Thu Jun 18 01:26:50 PDT 2009

Hi Owen,

> +  // Use double-checked locking to safely initialize the registrar when
> +  // we're running in multithreaded mode.
>    if (!PassRegistrarObj)
> -    PassRegistrarObj = new PassRegistrar();
> +    if (llvm_is_multithreaded()) {
> +      llvm_acquire_global_lock();
> +      if (!PassRegistrarObj) {
> +        PassRegistrar* tmp = new PassRegistrar();
> +        sys::MemoryFence();
> +        PassRegistrarObj = tmp;
> +      }
> +      llvm_release_global_lock();
> +    } else
> +      PassRegistrarObj = new PassRegistrar();

usual style is to have {} around the else branch too.

More seriously, I think you need an additional fence in
the case when PassRegistrarObj is seen to be non-null at
the start, to prevent subsequent loads from PassRegistrarObj
being reordered and getting uninitialized values.

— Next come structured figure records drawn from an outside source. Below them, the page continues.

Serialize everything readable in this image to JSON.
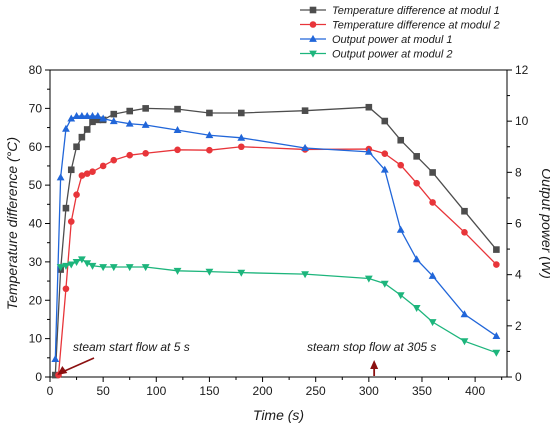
{
  "chart_data": {
    "type": "line",
    "title": "",
    "xlabel": "Time (s)",
    "ylabel_left": "Temperature difference (°C)",
    "ylabel_right": "Output power (W)",
    "xlim": [
      0,
      430
    ],
    "ylim_left": [
      0,
      80
    ],
    "ylim_right": [
      0,
      12
    ],
    "x_ticks": [
      0,
      50,
      100,
      150,
      200,
      250,
      300,
      350,
      400
    ],
    "y_left_ticks": [
      0,
      10,
      20,
      30,
      40,
      50,
      60,
      70,
      80
    ],
    "y_right_ticks": [
      0,
      2,
      4,
      6,
      8,
      10,
      12
    ],
    "grid": false,
    "legend_position": "top-right, outside plot",
    "series": [
      {
        "name": "Temperature difference at modul 1",
        "axis": "left",
        "color": "#4d4d4d",
        "marker": "square",
        "points": [
          [
            5,
            0.5
          ],
          [
            10,
            28
          ],
          [
            15,
            44
          ],
          [
            20,
            54
          ],
          [
            25,
            60
          ],
          [
            30,
            62.5
          ],
          [
            35,
            64.5
          ],
          [
            40,
            66.5
          ],
          [
            45,
            67
          ],
          [
            50,
            67
          ],
          [
            60,
            68.5
          ],
          [
            75,
            69.3
          ],
          [
            90,
            70
          ],
          [
            120,
            69.8
          ],
          [
            150,
            68.8
          ],
          [
            180,
            68.8
          ],
          [
            240,
            69.4
          ],
          [
            300,
            70.3
          ],
          [
            315,
            66.7
          ],
          [
            330,
            61.7
          ],
          [
            345,
            57.5
          ],
          [
            360,
            53.3
          ],
          [
            390,
            43.2
          ],
          [
            420,
            33.2
          ]
        ]
      },
      {
        "name": "Temperature difference at modul 2",
        "axis": "left",
        "color": "#e8353a",
        "marker": "circle",
        "points": [
          [
            8,
            0.5
          ],
          [
            15,
            23
          ],
          [
            20,
            40.5
          ],
          [
            25,
            47.5
          ],
          [
            30,
            52.5
          ],
          [
            35,
            53
          ],
          [
            40,
            53.5
          ],
          [
            50,
            55
          ],
          [
            60,
            56.5
          ],
          [
            75,
            57.8
          ],
          [
            90,
            58.3
          ],
          [
            120,
            59.2
          ],
          [
            150,
            59.1
          ],
          [
            180,
            60
          ],
          [
            240,
            59.3
          ],
          [
            300,
            59.4
          ],
          [
            315,
            58.2
          ],
          [
            330,
            55.2
          ],
          [
            345,
            50.5
          ],
          [
            360,
            45.5
          ],
          [
            390,
            37.7
          ],
          [
            420,
            29.3
          ]
        ]
      },
      {
        "name": "Output power at modul 1",
        "axis": "right",
        "color": "#2166d9",
        "marker": "triangle-up",
        "points": [
          [
            5,
            0.7
          ],
          [
            10,
            7.8
          ],
          [
            15,
            9.7
          ],
          [
            20,
            10.1
          ],
          [
            25,
            10.2
          ],
          [
            30,
            10.2
          ],
          [
            35,
            10.2
          ],
          [
            40,
            10.2
          ],
          [
            45,
            10.2
          ],
          [
            50,
            10.1
          ],
          [
            60,
            10
          ],
          [
            75,
            9.9
          ],
          [
            90,
            9.85
          ],
          [
            120,
            9.65
          ],
          [
            150,
            9.45
          ],
          [
            180,
            9.35
          ],
          [
            240,
            8.95
          ],
          [
            300,
            8.8
          ],
          [
            315,
            8.1
          ],
          [
            330,
            5.75
          ],
          [
            345,
            4.6
          ],
          [
            360,
            3.95
          ],
          [
            390,
            2.45
          ],
          [
            420,
            1.6
          ]
        ]
      },
      {
        "name": "Output power at modul 2",
        "axis": "right",
        "color": "#1db57c",
        "marker": "triangle-down",
        "points": [
          [
            10,
            4.3
          ],
          [
            15,
            4.35
          ],
          [
            20,
            4.4
          ],
          [
            25,
            4.5
          ],
          [
            30,
            4.6
          ],
          [
            35,
            4.45
          ],
          [
            40,
            4.35
          ],
          [
            50,
            4.3
          ],
          [
            60,
            4.3
          ],
          [
            75,
            4.3
          ],
          [
            90,
            4.3
          ],
          [
            120,
            4.15
          ],
          [
            150,
            4.12
          ],
          [
            180,
            4.08
          ],
          [
            240,
            4.02
          ],
          [
            300,
            3.85
          ],
          [
            315,
            3.65
          ],
          [
            330,
            3.2
          ],
          [
            345,
            2.7
          ],
          [
            360,
            2.15
          ],
          [
            390,
            1.4
          ],
          [
            420,
            0.95
          ]
        ]
      }
    ],
    "annotations": [
      {
        "text": "steam start flow at 5 s",
        "arrow_x": 5
      },
      {
        "text": "steam stop flow at 305 s",
        "arrow_x": 305
      }
    ]
  }
}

To explain what I mean, consider the following.  Processors
1 and 2 both have the value of the PassRegistrarObj pointer in
cache.  They also both have the memory corresponding to the malloced
object in cache but in a different cache line.  Initially
the value of the pointer is null.  Processor 1 mallocs some
memory (memory is in a cache line, see above), initializes
it (updates the values in its cache), and assigns the value
to the PassRegistrarObj (in a different cache line).  Now
processor 2 comes along.  If its cache line holding the
PassRegistrarObj has been updated then it will see the new
non-null value.  Now it reads values from the malloced memory,
but if this other cache line has not been synced with the
other processor's yet then it will see uninitialized values.
Of course you are going to say that sys::MemoryFence(); takes
care of this.  In fact it doesn't - both processors have to
execute a memory barrier, not just one.  In fact this is a
general rule: if there is only one memory barrier then you
are probably doing something wrong!  The memory barrier for
processor 1 means that it publishes information about which
cache lines it wrote to the rest of the system.  But other
processors can (and do) ignore that if they have not been
told themselves to not reorder reads (via a memory barrier).
When processor 2 sees its memory barrier (missing in your code)
then it will take a look at the published cache info and actually
do something.  Without a memory barrier it can read the cache
lines in the order it likes.

That said, most processors try to be helpful: when dereferencing
a pointer they apparently do an implicit memory barrier to get
the cache line of the pointee appropriately, so you tend not to
see this.  However it can happen on alpha - this caused all kind
of pain in the linux kernel it seems.

Ciao,

Duncan.

PS: Take a look at
http://www.aristeia.com/Papers/DDJ_Jul_Aug_2004_revised.pdf
and notice the two memory barriers on page 12.